Possible Duplicate:
why is $\sum\limits_{k=1}^{n} k^m$ a polynomial with degree $m+1$ in $n$
How can I find $\sum_{n=1}^N n^2-n$? Wolfram Alpha will tell you that it is $\frac{N}{3} (N-1)(N+1)$, and given the famous formulas for $\sum_{n=1}^N n^2$ and $\sum_{n=1}^N n$, you could piece together the first. But is there some sort of a general method here that might be of use in evaluating these kinds of partial sums?
I'm not sure what you mean by general but here are two ways to find $\sum_{n=1}^N p(n)$ for $p$ a polynomial.
If $p$ has degree $d$, find the value of the sum for $d+2$ values of $N$ and use Lagrange interpolation.
Write $p(n)$ in the binomial basis $n \choose k$ and use sum-of-column identity in the Pascal triangle.
Yes.
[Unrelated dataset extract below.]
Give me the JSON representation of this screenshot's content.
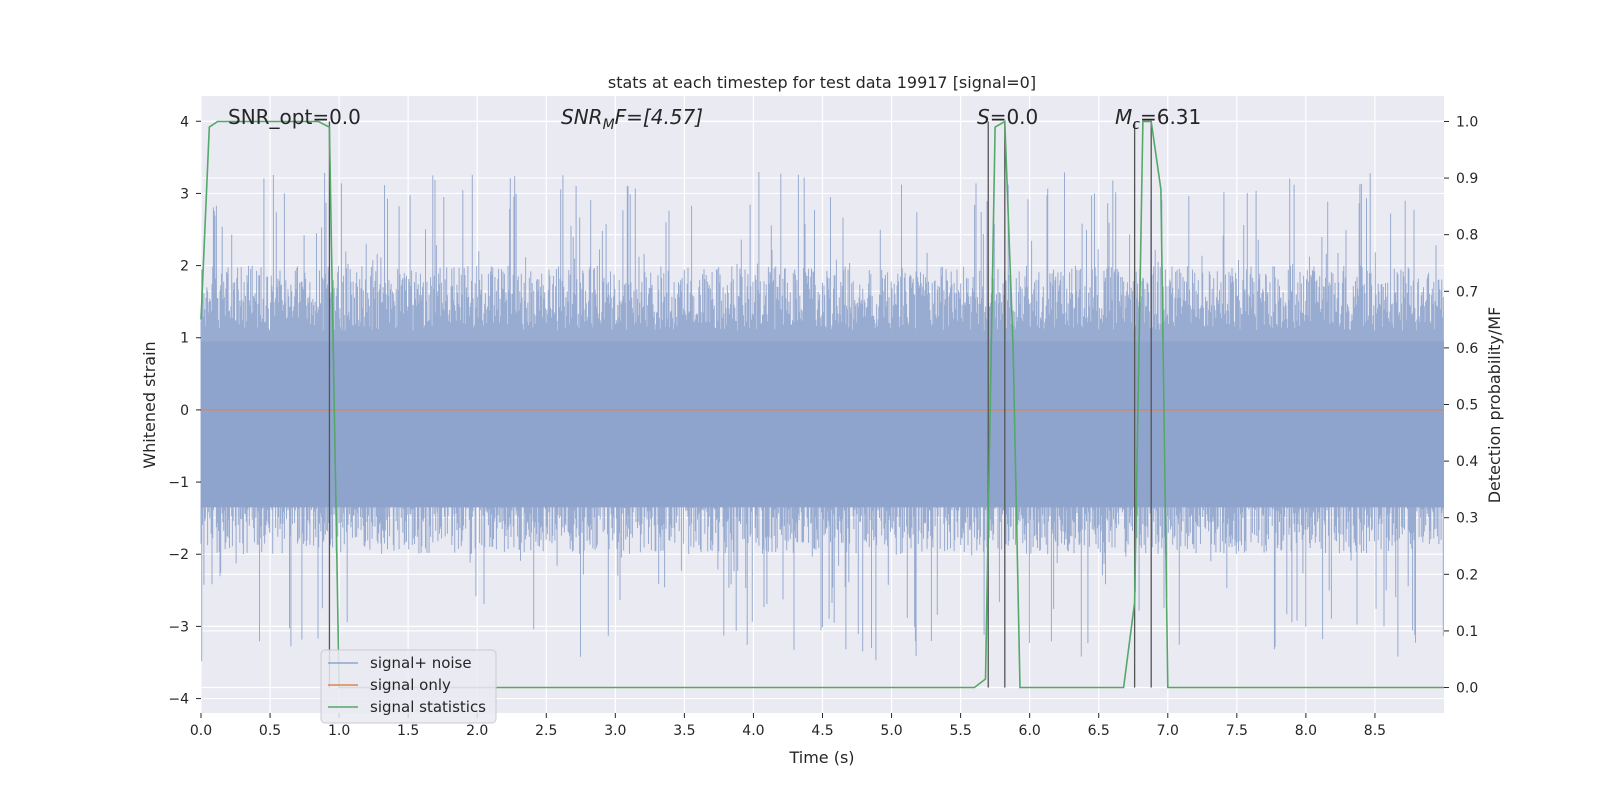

The formula for the sum of the first $N$ powers $n^p$ is known as Faulhabers Formula, and the proof involving the binomial theorem can also be found in the given link.
Well, if you're interested in the sums of the form $$\sum_{n=1}^N n(n+1) \cdots (n+r) $$ then there is a nice closed form, $$\sum_{n=1}^N n(n+1) \cdots (n+r) = \frac{1}{r+2} N(N+1) \cdots (N+r+1)$$ This follows from writing $$n(n+1) \cdots (n+r) = \frac{ n(n+1) \cdots (n+r)(n+r+1) - (n-1)n(n+1) \cdots (n+r)}{r+2}$$ and noting that the numerator is telescopic.